Evet sevgili izleyicilerim, ben geldim. Ve beraberimde biraz baş ağrısı, bir bagaj dolusu C vitamini,biraz da denize girememenin verdiği hüzünle.
Aslında yolculuktan şööyle bir bahsedecek olursam, hem sahilde gezdim, hem de dağlarda bir araba çapında gövdesi olan ormanlarda dolaştım diyebilirim. Ve o ağaç mükemmel bir çınardı, döktüğü bir ton yaprakların altında bir sürü yılan akrep barındırırdı vs.
Hayatımın et deposunu yaptım herhalde, hiç bu kadar çok et yememiştim ve yalnızca bir gün için diyebilirim ki hayatımın en yavaş günüydü.
Değişik şeylerde yaşadım bir de.Mesela teyzemlerin yayladaki evine gittik, oradaki deli dedikleri komşuları Sevim Abla geldi hoşgeldiniz falan dedi bize, cidden deliymiş ama gayet çaktırıyordu hani. Sonra biz bu devasa boyutta çınarı görmeye gittiğimizde bir grup yürüyüşçü abla teyze ablayla karşılaştık. Baya da bir ahbap olduk hani. En son biz arabamıza atlayıp giderken "Haa bu arada, Sevim Ablanın evini bilir misiniz?" demezler mi. Meğer bizim Sevim Abla gönüllü olmuş, o yaylaya yürüyüşe gelenler için kapılarını açıyormuş. Bana çok enteresan geldi mesela bu, hani tanımadığın yirmi küsür kişiye evine almak değişik, ama onlarla acaip iyi muhabbet kuruluyor ben size söyleyeyim.
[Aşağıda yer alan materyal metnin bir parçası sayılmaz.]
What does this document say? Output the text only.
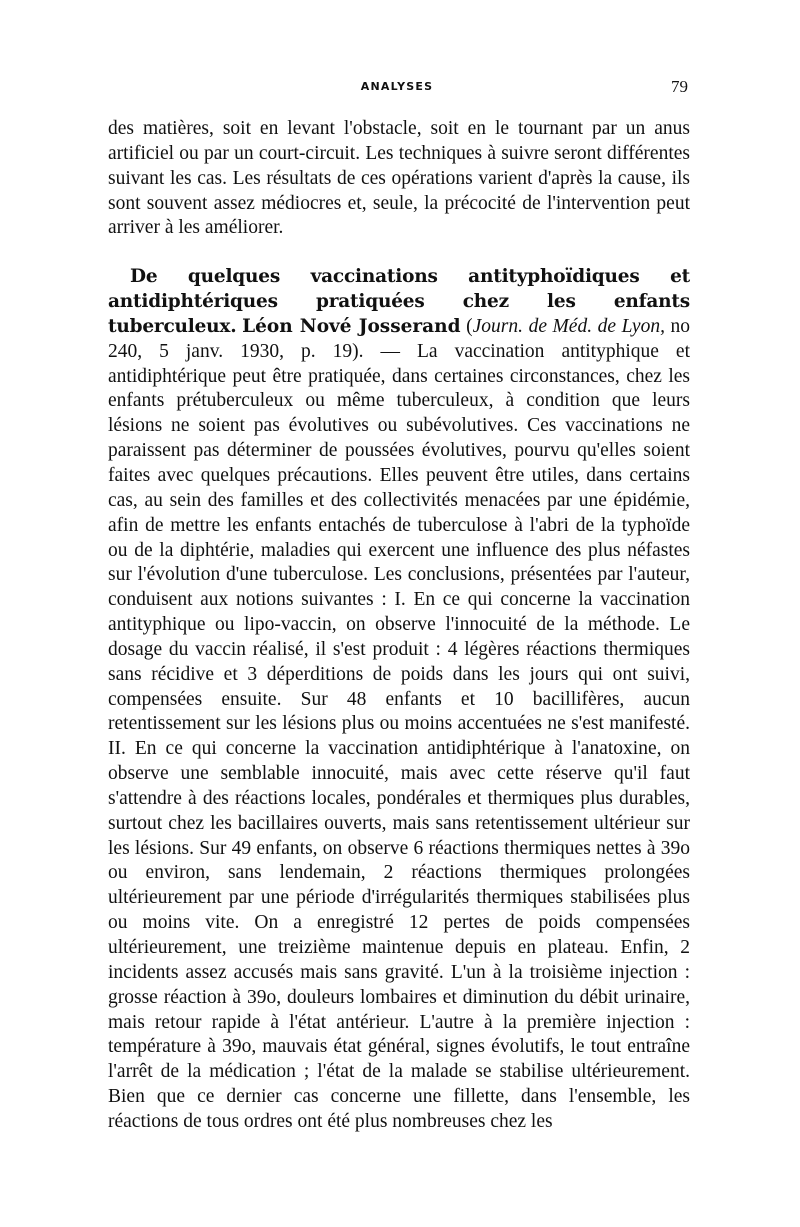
ANALYSES	79

des matières, soit en levant l'obstacle, soit en le tournant par un anus artificiel ou par un court-circuit. Les techniques à suivre seront différentes suivant les cas. Les résultats de ces opérations varient d'après la cause, ils sont souvent assez médiocres et, seule, la précocité de l'intervention peut arriver à les améliorer.

De quelques vaccinations antityphoïdiques et antidiphtériques pratiquées chez les enfants tuberculeux. Léon Nové Josserand (Journ. de Méd. de Lyon, no 240, 5 janv. 1930, p. 19). — La vaccination antityphique et antidiphtérique peut être pratiquée, dans certaines circonstances, chez les enfants prétuberculeux ou même tuberculeux, à condition que leurs lésions ne soient pas évolutives ou subévolutives. Ces vaccinations ne paraissent pas déterminer de poussées évolutives, pourvu qu'elles soient faites avec quelques précautions. Elles peuvent être utiles, dans certains cas, au sein des familles et des collectivités menacées par une épidémie, afin de mettre les enfants entachés de tuberculose à l'abri de la typhoïde ou de la diphtérie, maladies qui exercent une influence des plus néfastes sur l'évolution d'une tuberculose. Les conclusions, présentées par l'auteur, conduisent aux notions suivantes : I. En ce qui concerne la vaccination antityphique ou lipo-vaccin, on observe l'innocuité de la méthode. Le dosage du vaccin réalisé, il s'est produit : 4 légères réactions thermiques sans récidive et 3 déperditions de poids dans les jours qui ont suivi, compensées ensuite. Sur 48 enfants et 10 bacillifères, aucun retentissement sur les lésions plus ou moins accentuées ne s'est manifesté. II. En ce qui concerne la vaccination antidiphtérique à l'anatoxine, on observe une semblable innocuité, mais avec cette réserve qu'il faut s'attendre à des réactions locales, pondérales et thermiques plus durables, surtout chez les bacillaires ouverts, mais sans retentissement ultérieur sur les lésions. Sur 49 enfants, on observe 6 réactions thermiques nettes à 39o ou environ, sans lendemain, 2 réactions thermiques prolongées ultérieurement par une période d'irrégularités thermiques stabilisées plus ou moins vite. On a enregistré 12 pertes de poids compensées ultérieurement, une treizième maintenue depuis en plateau. Enfin, 2 incidents assez accusés mais sans gravité. L'un à la troisième injection : grosse réaction à 39o, douleurs lombaires et diminution du débit urinaire, mais retour rapide à l'état antérieur. L'autre à la première injection : température à 39o, mauvais état général, signes évolutifs, le tout entraîne l'arrêt de la médication ; l'état de la malade se stabilise ultérieurement. Bien que ce dernier cas concerne une fillette, dans l'ensemble, les réactions de tous ordres ont été plus nombreuses chez les
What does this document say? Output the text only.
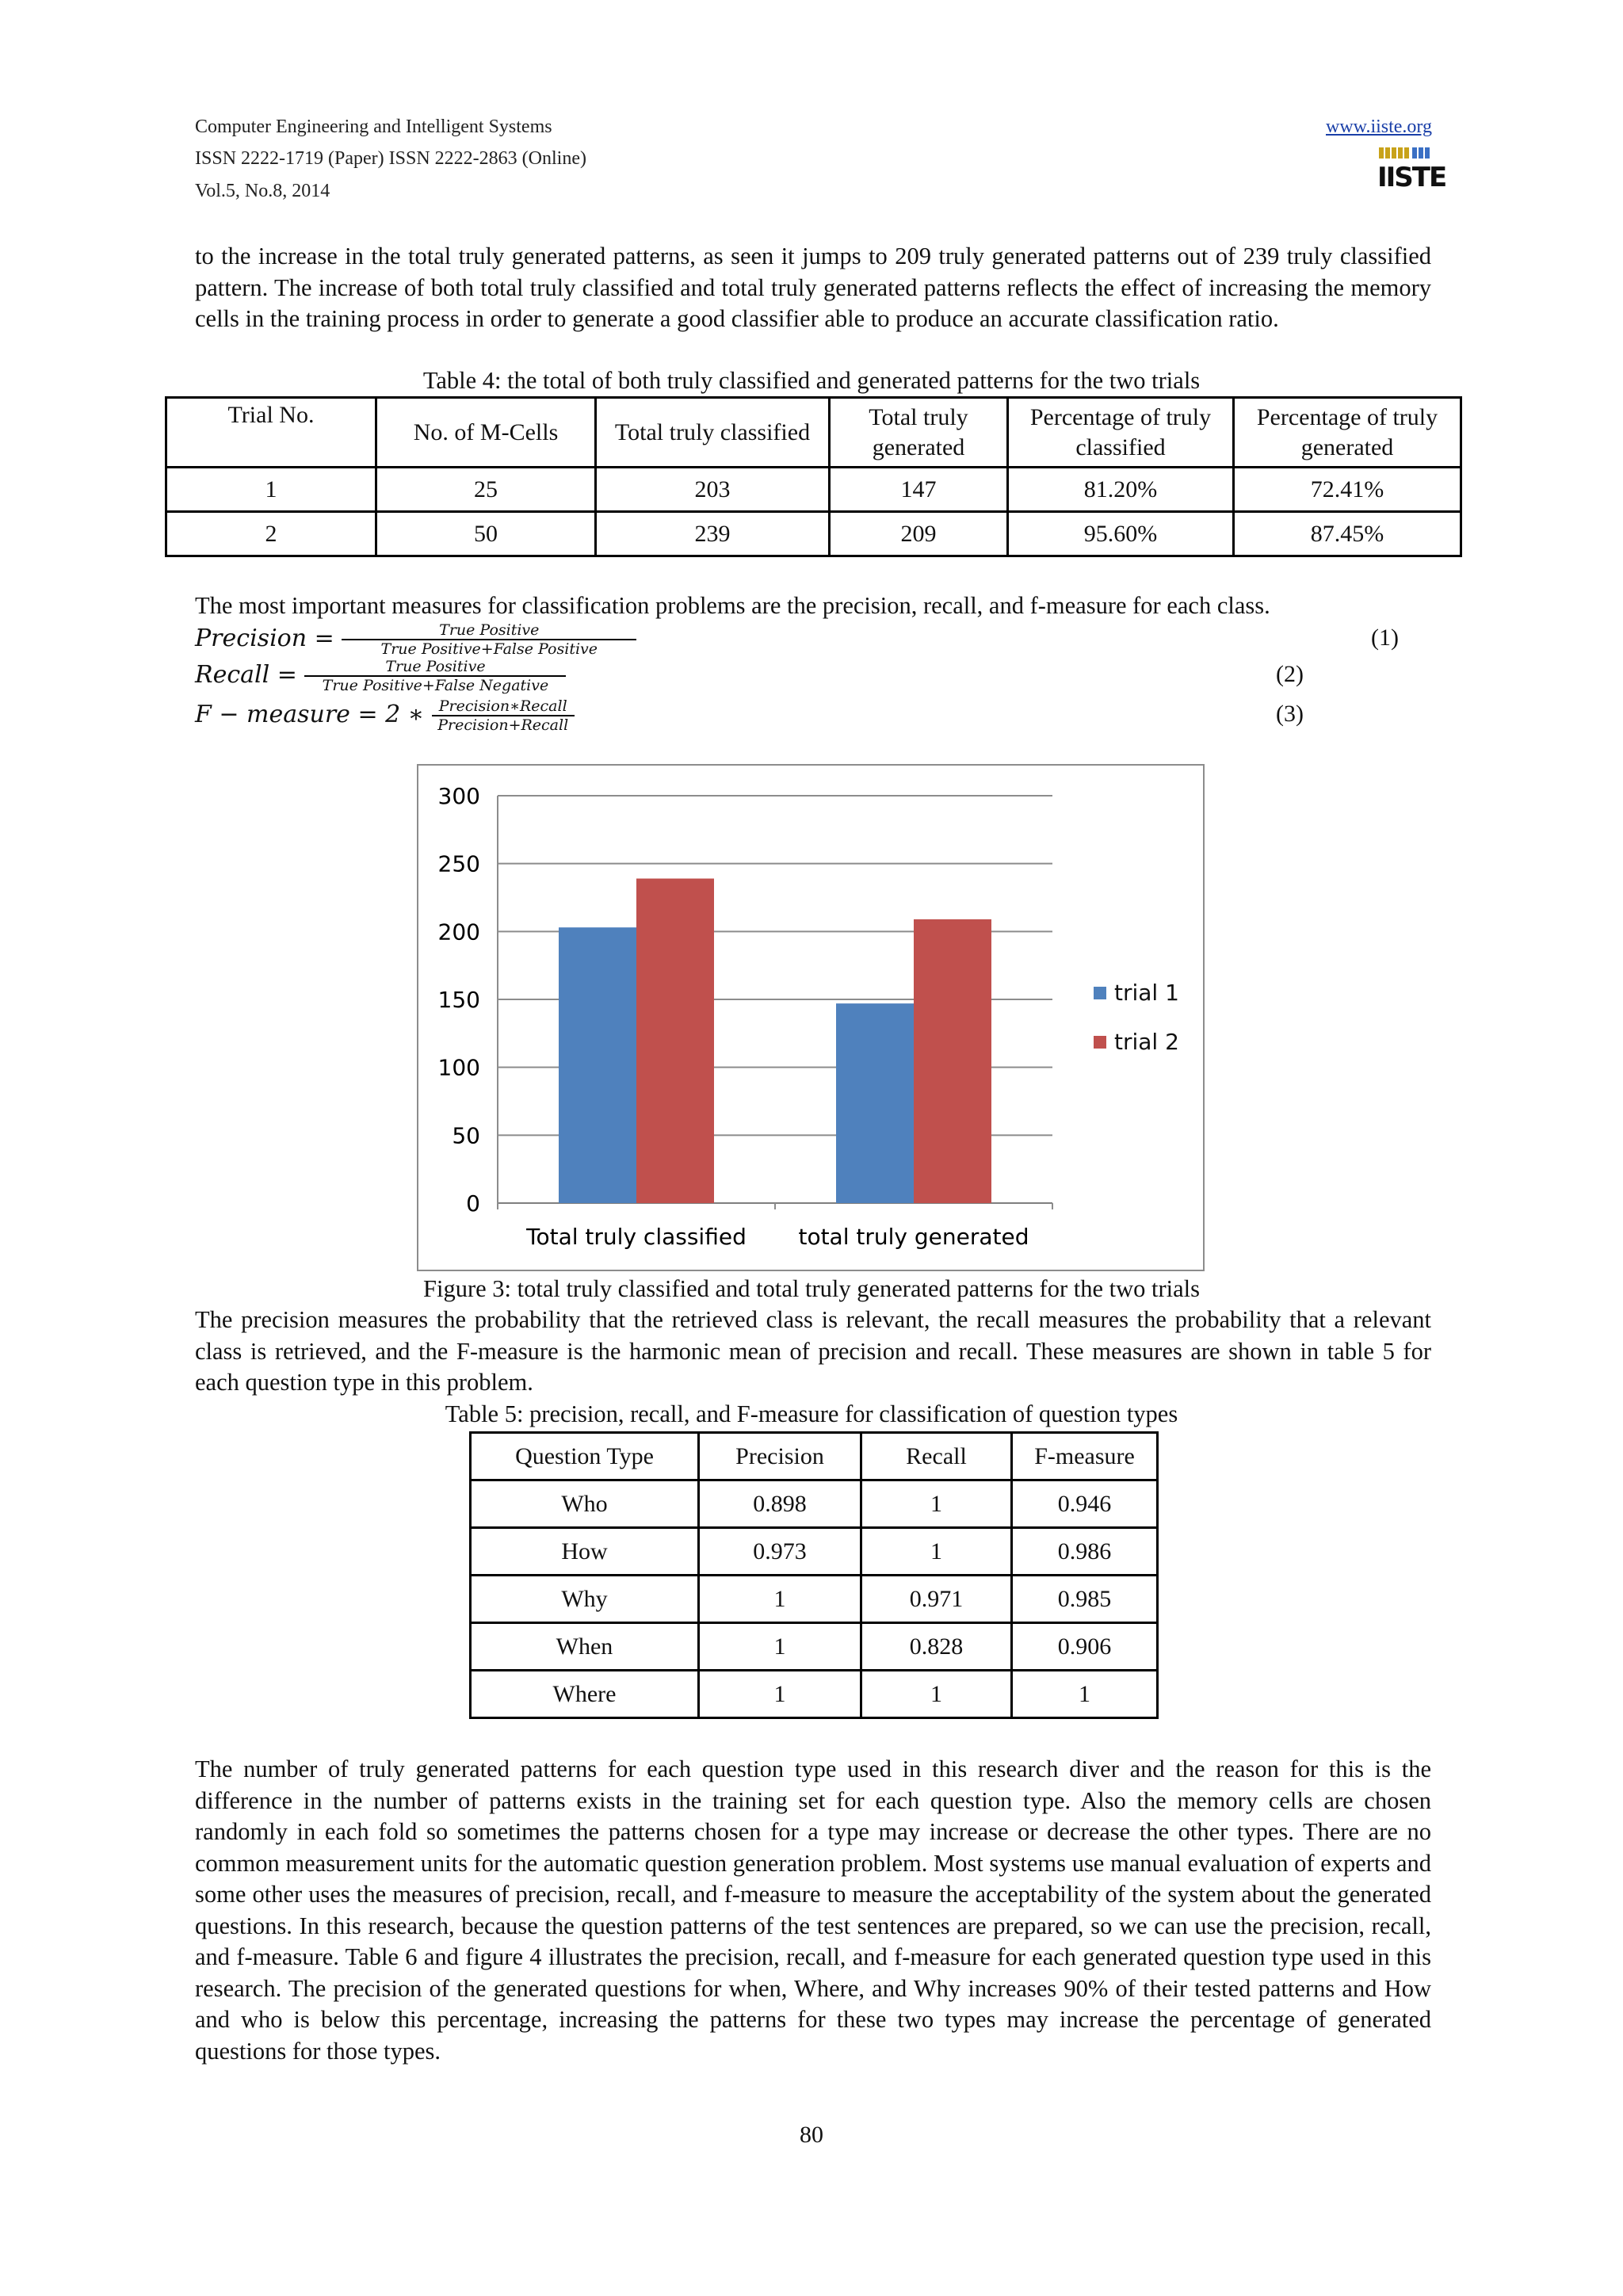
Computer Engineering and Intelligent Systems
ISSN 2222-1719 (Paper) ISSN 2222-2863 (Online)
Vol.5, No.8, 2014
www.iiste.org
IISTE

to the increase in the total truly generated patterns, as seen it jumps to 209 truly generated patterns out of 239 truly classified pattern. The increase of both total truly classified and total truly generated patterns reflects the effect of increasing the memory cells in the training process in order to generate a good classifier able to produce an accurate classification ratio.

Table 4: the total of both truly classified and generated patterns for the two trials
Trial No.	No. of M-Cells	Total truly classified	Total truly generated	Percentage of truly classified	Percentage of truly generated
1	25	203	147	81.20%	72.41%
2	50	239	209	95.60%	87.45%

The most important measures for classification problems are the precision, recall, and f-measure for each class.

Precision = $\frac{\text{True Positive}}{\text{True Positive+False Positive}}$	(1)
Recall = $\frac{\text{True Positive}}{\text{True Positive+False Negative}}$	(2)
F − measure = 2 ∗ $\frac{\text{Precision∗Recall}}{\text{Precision+Recall}}$	(3)
0
50
100
150
200
250
300
Total truly classified total truly generated
trial 1
trial 2
Figure 3: total truly classified and total truly generated patterns for the two trials

The precision measures the probability that the retrieved class is relevant, the recall measures the probability that a relevant class is retrieved, and the F-measure is the harmonic mean of precision and recall. These measures are shown in table 5 for each question type in this problem.

Table 5: precision, recall, and F-measure for classification of question types
Question Type	Precision	Recall	F-measure
Who	0.898	1	0.946
How	0.973	1	0.986
Why	1	0.971	0.985
When	1	0.828	0.906
Where	1	1	1

The number of truly generated patterns for each question type used in this research diver and the reason for this is the difference in the number of patterns exists in the training set for each question type. Also the memory cells are chosen randomly in each fold so sometimes the patterns chosen for a type may increase or decrease the other types. There are no common measurement units for the automatic question generation problem. Most systems use manual evaluation of experts and some other uses the measures of precision, recall, and f-measure to measure the acceptability of the system about the generated questions. In this research, because the question patterns of the test sentences are prepared, so we can use the precision, recall, and f-measure. Table 6 and figure 4 illustrates the precision, recall, and f-measure for each generated question type used in this research. The precision of the generated questions for when, Where, and Why increases 90% of their tested patterns and How and who is below this percentage, increasing the patterns for these two types may increase the percentage of generated questions for those types.

80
Başka bir gelişmeye göz atacak olursak,artık yeni bir kokum var benim, sevinçliyim. Hala hayatımın parfümü demiyorum ama, fena da değil hani.
Aslında her insanın kendi kokusu olurmuş derler ya, cidden var öyle bir şey ve bence bu mükemmel.Ben hani böyle köpekler gibi insanları kokularından ayırt etmek isterdim gerçekten, hoş olurdu.Ve ben bunları yazarken,
Ufukta;
Yenilecek altı mandalina,
hafif ıslak-nemli kafada bir üşüme-belki hastalık-,
Popoda bir uyuşukluk,
Bir haftadır ders çalışmayan zihinde bir parçacık boşluk-mallık,
Hücrelerime ve tenime işlmeye başlayan yeni kokunun pırıltıları,
Acılı bir susuzluk,
Çıkarılan çekirdekler,
Daha da uyuşan bir popo,
Yarın gidilmeyi bekleyen bir dersane,
Giyilmeyi bekleyen kıyafetler,
Yazılmayı bekleyen ödevler,
Yapılmayı bekleyen dedikodular,
Alınmayı bekleyen boncuklar,
Verilmeyi bekleyen mektuplar var. 

1 yorum:

  1. e bu durumda sana "koku:Bir katilin hikayesi"ni önerebilirm sanırım.Hatta derim ki kitabını da oku.